The Prisoner’s Dilemma
In The Children of Time, a band of humans on the spaceship Gilgamesh make it to a terraformed planet which has become the home to various species of intelligent beings, the most intelligent, sentient of which is a species of spider. As the humans approach the world, they see the planet shrouded in a network of webs. Uncertainty follows. They have no way of communicating with the spiders and some of them don’t even believe that the spiders could be sentient. As the leadership of the Gilgamesh deliberate, the following exchange takes place:
“There was a tradition the Old Empire once had,” Vitas stated slowly. “It was a choice they gave to their criminals, their prisoners. They would take two of them and ask them to spare or to accuse each other, each making the decision quite alone without a chance to confer. All went very well indeed if they both chose to spare one another, but they suffered some degree of punishment if they both accused each other. But, oh, if you were the prisoner who decided to spare his friend, only to find you’d been accused in turn …” She smiled, and in that smile Holsten saw suddenly that she had grown old, but that it showed so little on her face—kept at bay by all the expressions she did not give rein to.
“So what was the right choice?” Karst asked her. “How did the prisoners get out of it?”
“The logical choice depended on the stakes: the weighting of punishments for the different outcomes,” Vitas explained. “I’m afraid the facts and the stakes here are very stark and very plain. We could approach the planet in the hope that we were, against all past experience, now being welcomed. As Karst says, that will leave us vulnerable. We will put the ship at risk if it turns out that this is really a trick, or even that Mason has simply made some error in his translation.” Her eyes passed over Holsten, daring him to object, but in truth he was by no ways that confident of his own abilities. “Or we attack—use the drones now, and prepare to back up that first strike when the Gilgamesh reaches the planet. If we do that, and we are wrong, we are throwing away a priceless chance to reach an accommodation with an Old Empire intelligence of some sort.” There was genuine regret in her voice. “If we go in peace, and we are wrong, we are most likely all dead, all of us, all the human race. I don’t think we can argue with the weighting that we have been given. For me there is only one rational choice at this point” (528-529).

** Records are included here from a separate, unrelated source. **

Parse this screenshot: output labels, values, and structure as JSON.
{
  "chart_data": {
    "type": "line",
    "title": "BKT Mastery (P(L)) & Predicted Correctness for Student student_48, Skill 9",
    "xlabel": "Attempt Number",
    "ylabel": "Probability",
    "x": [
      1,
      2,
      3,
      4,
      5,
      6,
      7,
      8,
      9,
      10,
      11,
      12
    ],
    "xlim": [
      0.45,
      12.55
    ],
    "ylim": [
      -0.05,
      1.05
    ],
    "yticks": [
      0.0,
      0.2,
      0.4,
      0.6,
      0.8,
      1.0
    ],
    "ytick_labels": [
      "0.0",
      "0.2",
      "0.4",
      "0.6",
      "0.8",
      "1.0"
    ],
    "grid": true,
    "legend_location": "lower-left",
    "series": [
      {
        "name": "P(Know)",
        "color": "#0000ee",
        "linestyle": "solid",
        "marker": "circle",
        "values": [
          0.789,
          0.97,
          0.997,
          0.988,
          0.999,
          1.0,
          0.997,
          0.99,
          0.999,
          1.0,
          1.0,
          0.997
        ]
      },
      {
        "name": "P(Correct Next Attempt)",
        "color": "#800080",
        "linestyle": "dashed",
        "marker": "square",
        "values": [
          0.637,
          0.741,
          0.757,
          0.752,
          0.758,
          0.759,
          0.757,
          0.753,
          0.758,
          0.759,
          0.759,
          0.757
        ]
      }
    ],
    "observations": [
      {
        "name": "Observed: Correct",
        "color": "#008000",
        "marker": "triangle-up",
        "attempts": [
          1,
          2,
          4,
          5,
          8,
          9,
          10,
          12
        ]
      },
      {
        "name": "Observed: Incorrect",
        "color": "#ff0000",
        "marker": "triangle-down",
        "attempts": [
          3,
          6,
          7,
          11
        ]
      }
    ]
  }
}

Taken to its extreme, with the very fate of humankind resting on their shoulders, the Prisoner’s Dilemma appeared to result in only one possible option. Cooperation was possible, but too risky. Even the smallest risk of this immense downside would be impossible to accept. As such, the human beings attacked.

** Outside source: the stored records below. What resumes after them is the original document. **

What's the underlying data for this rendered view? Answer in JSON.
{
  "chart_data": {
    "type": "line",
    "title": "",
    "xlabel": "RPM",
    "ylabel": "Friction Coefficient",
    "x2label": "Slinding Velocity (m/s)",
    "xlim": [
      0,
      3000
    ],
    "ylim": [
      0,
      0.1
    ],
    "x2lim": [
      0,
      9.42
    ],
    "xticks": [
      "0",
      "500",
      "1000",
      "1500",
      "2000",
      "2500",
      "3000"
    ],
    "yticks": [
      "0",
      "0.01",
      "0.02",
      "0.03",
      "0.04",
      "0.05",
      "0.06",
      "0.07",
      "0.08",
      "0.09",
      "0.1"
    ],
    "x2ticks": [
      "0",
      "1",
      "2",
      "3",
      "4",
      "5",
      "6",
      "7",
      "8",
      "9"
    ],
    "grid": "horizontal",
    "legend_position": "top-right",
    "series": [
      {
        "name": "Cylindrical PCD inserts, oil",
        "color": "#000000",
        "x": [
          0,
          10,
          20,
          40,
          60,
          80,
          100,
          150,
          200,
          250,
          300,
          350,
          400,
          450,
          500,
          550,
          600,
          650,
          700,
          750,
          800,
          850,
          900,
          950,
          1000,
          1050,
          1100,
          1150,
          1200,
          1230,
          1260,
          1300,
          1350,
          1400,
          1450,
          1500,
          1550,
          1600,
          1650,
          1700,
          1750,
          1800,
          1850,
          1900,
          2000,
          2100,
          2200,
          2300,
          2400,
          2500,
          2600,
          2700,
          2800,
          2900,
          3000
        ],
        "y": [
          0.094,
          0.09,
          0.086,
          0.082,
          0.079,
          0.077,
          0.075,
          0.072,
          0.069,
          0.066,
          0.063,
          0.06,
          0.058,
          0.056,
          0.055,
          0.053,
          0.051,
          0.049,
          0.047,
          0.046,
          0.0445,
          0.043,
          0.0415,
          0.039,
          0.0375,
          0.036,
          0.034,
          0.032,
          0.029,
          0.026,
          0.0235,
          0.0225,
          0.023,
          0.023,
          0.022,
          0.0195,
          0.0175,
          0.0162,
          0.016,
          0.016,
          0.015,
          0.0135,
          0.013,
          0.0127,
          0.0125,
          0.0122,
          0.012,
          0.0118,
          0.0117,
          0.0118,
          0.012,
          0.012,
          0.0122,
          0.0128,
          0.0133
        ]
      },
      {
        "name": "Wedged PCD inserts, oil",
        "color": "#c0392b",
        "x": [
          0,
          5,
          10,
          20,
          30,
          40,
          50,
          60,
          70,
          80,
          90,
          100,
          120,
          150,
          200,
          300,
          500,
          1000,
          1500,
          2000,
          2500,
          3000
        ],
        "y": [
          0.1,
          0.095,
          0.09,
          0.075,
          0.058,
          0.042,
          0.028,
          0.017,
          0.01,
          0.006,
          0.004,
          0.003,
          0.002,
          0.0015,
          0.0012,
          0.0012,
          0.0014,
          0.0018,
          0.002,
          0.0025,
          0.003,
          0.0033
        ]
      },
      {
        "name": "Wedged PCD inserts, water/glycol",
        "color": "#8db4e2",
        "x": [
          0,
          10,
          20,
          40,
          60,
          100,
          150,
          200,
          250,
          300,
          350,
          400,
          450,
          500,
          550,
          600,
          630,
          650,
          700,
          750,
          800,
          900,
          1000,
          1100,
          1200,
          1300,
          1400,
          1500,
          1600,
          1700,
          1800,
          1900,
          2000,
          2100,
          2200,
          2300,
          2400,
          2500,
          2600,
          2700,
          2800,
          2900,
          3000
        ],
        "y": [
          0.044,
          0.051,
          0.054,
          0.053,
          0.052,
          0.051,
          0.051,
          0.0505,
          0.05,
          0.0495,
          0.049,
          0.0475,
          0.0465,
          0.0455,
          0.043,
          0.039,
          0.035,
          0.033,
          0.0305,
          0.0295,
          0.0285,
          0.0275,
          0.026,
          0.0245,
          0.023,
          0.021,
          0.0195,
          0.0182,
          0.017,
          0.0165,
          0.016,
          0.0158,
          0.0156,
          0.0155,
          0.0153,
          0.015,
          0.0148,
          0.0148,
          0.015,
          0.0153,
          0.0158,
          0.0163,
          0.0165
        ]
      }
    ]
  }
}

One of the thrilling features of science fiction is its capacity to take rather simple ideas, or restrained experiments, and cast them in larger-than-life proportions. Two people become two ships become two civilisations. Release becomes survival, punishment becomes extinction. Although there isn’t always much that we can learn from these examples in extremis, working out the implications of such conceits is one of the beauties of science fiction.
As our civilisation grows more and more complex, or as we become more and more aware of the complexity in which we live, we may be forced to grapple with these ideas on a more consistent basis. In my view, reading science fiction is an education in a way of seeing, an attempt to think, feel, and articulate the oddities of life in this vast, strange universe.
Status Board
Reading: Having just finished The Children of Time, I’m now in the uncomfortably liberating position of having to decide what to read next. I’m inclined to keep going down the science fiction route, since my work involves a lot of less-than-pleasant reading, but perhaps I should return to some non-fiction soon. Considering either Leviathan Wakes by James SA Corey or Ringworld by Larry Niven.
Listening: I’ve spent bits of the past few days listening to a very interesting discussion, “Balaji Srinivasan and Glen Weyl on Identity, Governance, and Radical Markets” from Venture Stories, which I’ve taken ages to get through because it is quite dense. For a more theological bent, I enjoy Gerald McDermott’s discussion of his book in “A Typological Vision of the Cosmos” from Via Media.
Watching: A few people from my D&D group have recommended “Critical Role”, and I’ve been snatching bits and pieces from Episode 1 on Youtube over the past few days. It’s been really fun, just simply fun, to watch talented voice actors roleplay.